Decyzje.
Nie mam pojęcia gdzie mnie ciągnął, ale miałam trochę obawy. Schodami na dół i w ten korytarz. Znów byliśmy w tym skarbcu. Staliśmy przed gablotą z koroną, ozdobiona kryształami górskimi w białej barwie. Przekręcił jakiś zamek z tyłu i podniósł szkło do góry jak książkę.
- Spróbuj. - rzekł. Nie wiem co miał na myśli, ale były dwie opcje.
Albo chce bym przymierzyła ją.
Albo wstawić brakujący element.
Uczyniłam to drugie. Wyjęłam spod gorsetu naszyjnik i odpiełam kryształ. Bałam się. Nie wiadomo co by się stało. Jednak umieściłam go i nic.
Moje włosy dalej były białe. Nie zmieniły barwy. Żadnej energii nie poczułam w rękach.
- Może się myliłem.- rzekł cicho. Złapał mnie za dłoń. Ścisnęłam ją.
Zamknął gablotę i wyszliśmy. Czas tak szybko mijał, że nawet nie wiem kiedy zrobiło się ciemno. Miał coś do załatwienia, więc poszłam do biblioteki by choć przez godzinę popracować.
♤
- Zen, nie spodziewałam się, że z ciebie takie zwierzę! - rzekła siedząc na tronie.
- Wybacz mi jeśli.
- Ależ skąd! - przerwała mi głośnym głosem. - Dla ciebie to chyba dobrze.
Nie musicie więcej udawać. Możecie by naprawdę razem. - poczułem jak się rumienię. Do dziś czuję jej zapach ciała. Jak jęczała z przyjemności, którą jej sprawiłem. Smak ust. O, boże.
- Matko?
Spojrzała na mnie zaciekowiana.
Ubrana w skromny diadem ze złota i w szeroką suknie w kolorze czerwieni.
- Mia jest tą dziewczyną, którą chce poślubić! - echo mojego głosu odbiło się od ścian. Jej oczy zrobiły się szerokie i chyba z wrażenia aż wstała.
Po chwili złagodniała i uśmiechnęła się.
- W porządku, ale ostrzegam. To decyzja na całe życie.
♤
Padłam na swoje łóżko ze zmęczenia.
Westchnąłam głęboko. Miękka pościel przypomniała mi tamtą noc.

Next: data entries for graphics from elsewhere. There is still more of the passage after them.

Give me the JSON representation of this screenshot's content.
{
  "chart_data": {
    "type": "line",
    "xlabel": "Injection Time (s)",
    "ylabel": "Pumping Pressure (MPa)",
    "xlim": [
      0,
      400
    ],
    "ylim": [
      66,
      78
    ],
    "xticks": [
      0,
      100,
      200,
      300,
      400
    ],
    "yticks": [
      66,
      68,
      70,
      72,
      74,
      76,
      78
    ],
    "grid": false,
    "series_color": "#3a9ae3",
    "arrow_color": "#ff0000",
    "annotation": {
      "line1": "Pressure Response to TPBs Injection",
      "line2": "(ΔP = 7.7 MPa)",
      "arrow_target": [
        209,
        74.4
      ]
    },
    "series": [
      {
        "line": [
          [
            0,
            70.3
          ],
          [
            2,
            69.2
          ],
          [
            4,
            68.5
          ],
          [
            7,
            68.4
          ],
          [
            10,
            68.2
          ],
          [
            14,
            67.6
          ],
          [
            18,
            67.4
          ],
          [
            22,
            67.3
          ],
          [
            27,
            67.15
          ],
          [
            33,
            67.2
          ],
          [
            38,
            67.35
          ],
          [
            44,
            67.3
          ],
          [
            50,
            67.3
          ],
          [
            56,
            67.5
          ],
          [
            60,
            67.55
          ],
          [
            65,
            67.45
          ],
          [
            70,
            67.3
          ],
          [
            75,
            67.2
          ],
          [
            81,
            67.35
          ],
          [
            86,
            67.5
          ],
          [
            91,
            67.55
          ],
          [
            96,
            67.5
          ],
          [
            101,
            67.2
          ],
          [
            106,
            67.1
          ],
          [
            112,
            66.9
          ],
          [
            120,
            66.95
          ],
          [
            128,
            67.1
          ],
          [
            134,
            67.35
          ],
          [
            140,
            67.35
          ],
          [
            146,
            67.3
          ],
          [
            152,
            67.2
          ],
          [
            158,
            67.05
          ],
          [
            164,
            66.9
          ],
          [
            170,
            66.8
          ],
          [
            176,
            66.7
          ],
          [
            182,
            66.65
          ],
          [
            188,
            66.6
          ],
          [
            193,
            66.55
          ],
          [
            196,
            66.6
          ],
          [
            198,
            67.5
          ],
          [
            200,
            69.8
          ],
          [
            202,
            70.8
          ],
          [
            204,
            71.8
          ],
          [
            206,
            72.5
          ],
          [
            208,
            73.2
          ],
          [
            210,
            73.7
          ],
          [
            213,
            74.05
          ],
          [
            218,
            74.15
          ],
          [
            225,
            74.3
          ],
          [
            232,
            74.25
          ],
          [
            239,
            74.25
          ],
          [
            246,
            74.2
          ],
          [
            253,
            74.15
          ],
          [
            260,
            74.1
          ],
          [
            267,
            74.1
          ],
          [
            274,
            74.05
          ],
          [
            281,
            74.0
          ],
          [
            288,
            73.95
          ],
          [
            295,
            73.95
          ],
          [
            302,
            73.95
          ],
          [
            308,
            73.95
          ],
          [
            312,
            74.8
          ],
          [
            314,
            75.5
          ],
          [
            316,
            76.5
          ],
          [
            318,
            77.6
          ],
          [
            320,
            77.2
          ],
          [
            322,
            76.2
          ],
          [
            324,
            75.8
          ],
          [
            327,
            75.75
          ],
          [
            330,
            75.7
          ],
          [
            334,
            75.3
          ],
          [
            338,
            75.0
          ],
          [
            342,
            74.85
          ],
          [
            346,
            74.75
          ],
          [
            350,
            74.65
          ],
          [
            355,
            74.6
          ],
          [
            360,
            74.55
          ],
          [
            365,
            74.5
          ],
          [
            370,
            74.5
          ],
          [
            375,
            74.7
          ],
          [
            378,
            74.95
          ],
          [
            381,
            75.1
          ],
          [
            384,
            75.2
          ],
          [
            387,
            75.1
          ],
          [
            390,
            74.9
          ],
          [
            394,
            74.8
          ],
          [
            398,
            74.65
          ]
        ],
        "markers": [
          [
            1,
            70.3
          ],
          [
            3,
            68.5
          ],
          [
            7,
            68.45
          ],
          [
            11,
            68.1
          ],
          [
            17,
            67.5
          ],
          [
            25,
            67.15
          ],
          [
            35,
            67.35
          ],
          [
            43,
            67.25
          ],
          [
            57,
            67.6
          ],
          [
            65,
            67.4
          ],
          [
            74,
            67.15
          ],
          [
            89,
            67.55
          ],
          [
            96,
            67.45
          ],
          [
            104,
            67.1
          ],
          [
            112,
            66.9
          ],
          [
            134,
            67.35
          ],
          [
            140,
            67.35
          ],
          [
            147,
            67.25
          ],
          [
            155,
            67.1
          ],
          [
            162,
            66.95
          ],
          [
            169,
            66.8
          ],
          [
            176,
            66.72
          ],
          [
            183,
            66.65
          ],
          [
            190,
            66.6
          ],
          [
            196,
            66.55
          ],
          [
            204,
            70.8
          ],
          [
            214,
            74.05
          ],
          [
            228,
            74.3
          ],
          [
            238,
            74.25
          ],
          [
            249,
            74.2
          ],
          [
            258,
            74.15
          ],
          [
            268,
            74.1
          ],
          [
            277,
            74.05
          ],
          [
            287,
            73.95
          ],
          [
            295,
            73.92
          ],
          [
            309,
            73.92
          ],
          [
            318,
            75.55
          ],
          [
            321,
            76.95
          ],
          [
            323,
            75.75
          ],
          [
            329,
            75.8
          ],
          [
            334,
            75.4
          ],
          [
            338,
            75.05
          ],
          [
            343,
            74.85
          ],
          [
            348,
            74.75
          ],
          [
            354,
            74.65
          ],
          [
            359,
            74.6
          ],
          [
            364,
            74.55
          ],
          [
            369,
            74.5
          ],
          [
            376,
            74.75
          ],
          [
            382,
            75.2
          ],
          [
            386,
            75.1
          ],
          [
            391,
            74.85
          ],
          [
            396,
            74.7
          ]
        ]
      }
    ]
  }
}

Ja i on. Staliśmy się jednością. Jego dłonie. Uśmiech nie schodził mi z twarzy. Byłam jakoś strasznie wykończona, więc zasłoniłam okna i przebrałam się w piżame. Bluzkę na ramionczka i krótkie spodenki. Weszłam do łazienki i przyjrzałam się swojemu odbiciu. Te włosy to trochę mnie przerażały. Dalej nie wiemy, dlaczego mimo, że zostawiłam kryształ w koronie i nie miałam już co nosić. Naraz ktoś wszedł do pokoju.
- Zen?
- Hej. Ty już idziesz spać? - stanęłam naprzeciw niego.
- Tak. Jakoś nie czuję się już na siłach.
- odpowiedziałam.
Złapał mnie za dłoń i z uśmiechem zaciągnął do łóżka.
- Kładź się. - szepnął. Zdjął mundur i został w białej bluzce jak i spodniach.
Znów poczułam to w brzuchu. Opierał się rękami nade mną gdy pocałował mnie.
- Dlaczego ty to robisz? - zapytałam cicho gdy oderwał się ode mnie.
- Dlaczego ja? - kąciki ust poszły mu do góry.
- Dlaczego ty? Sam nie potrafię tego opisać, ale poprostu zakochałem się w tobie. Chcę cię całą. Dla siebie. I na zawsze. - jego słowa były jak miód na serce. Ja nie wiedziałam co odpowiedzieć, więc złożyłam mu pocałunek. Położył się obok mnie trzymając w swoich ramionach.
Kreśliłam palcem kółka na jego piersi.
- Jutro chciałbym gdzieś z tobą pójść - rzekł cicho.
- Tak? A gdzie?
- To niespodzianka. - odpowiedział.
W porządku. Poczułam jak powieki mi opadają. Zgarnął mi z czoła pasmo włosów za ucho.
- Śpij, już. - pocałował w głowę.
- Uhum. - odpowiedziałam i zapadłam w sen.
♤
Nie wiem czy to był dobry pomysł, ale chciałem sprawić jej przyjemność, a może sprawie jej jeszcze więcej bólu?
Nie wiadomo. Zabiorę ją tam jutro wieczorem. Czułem jak oddycha.
Była taka bezbronna. Po chwili ja też zasnąłem.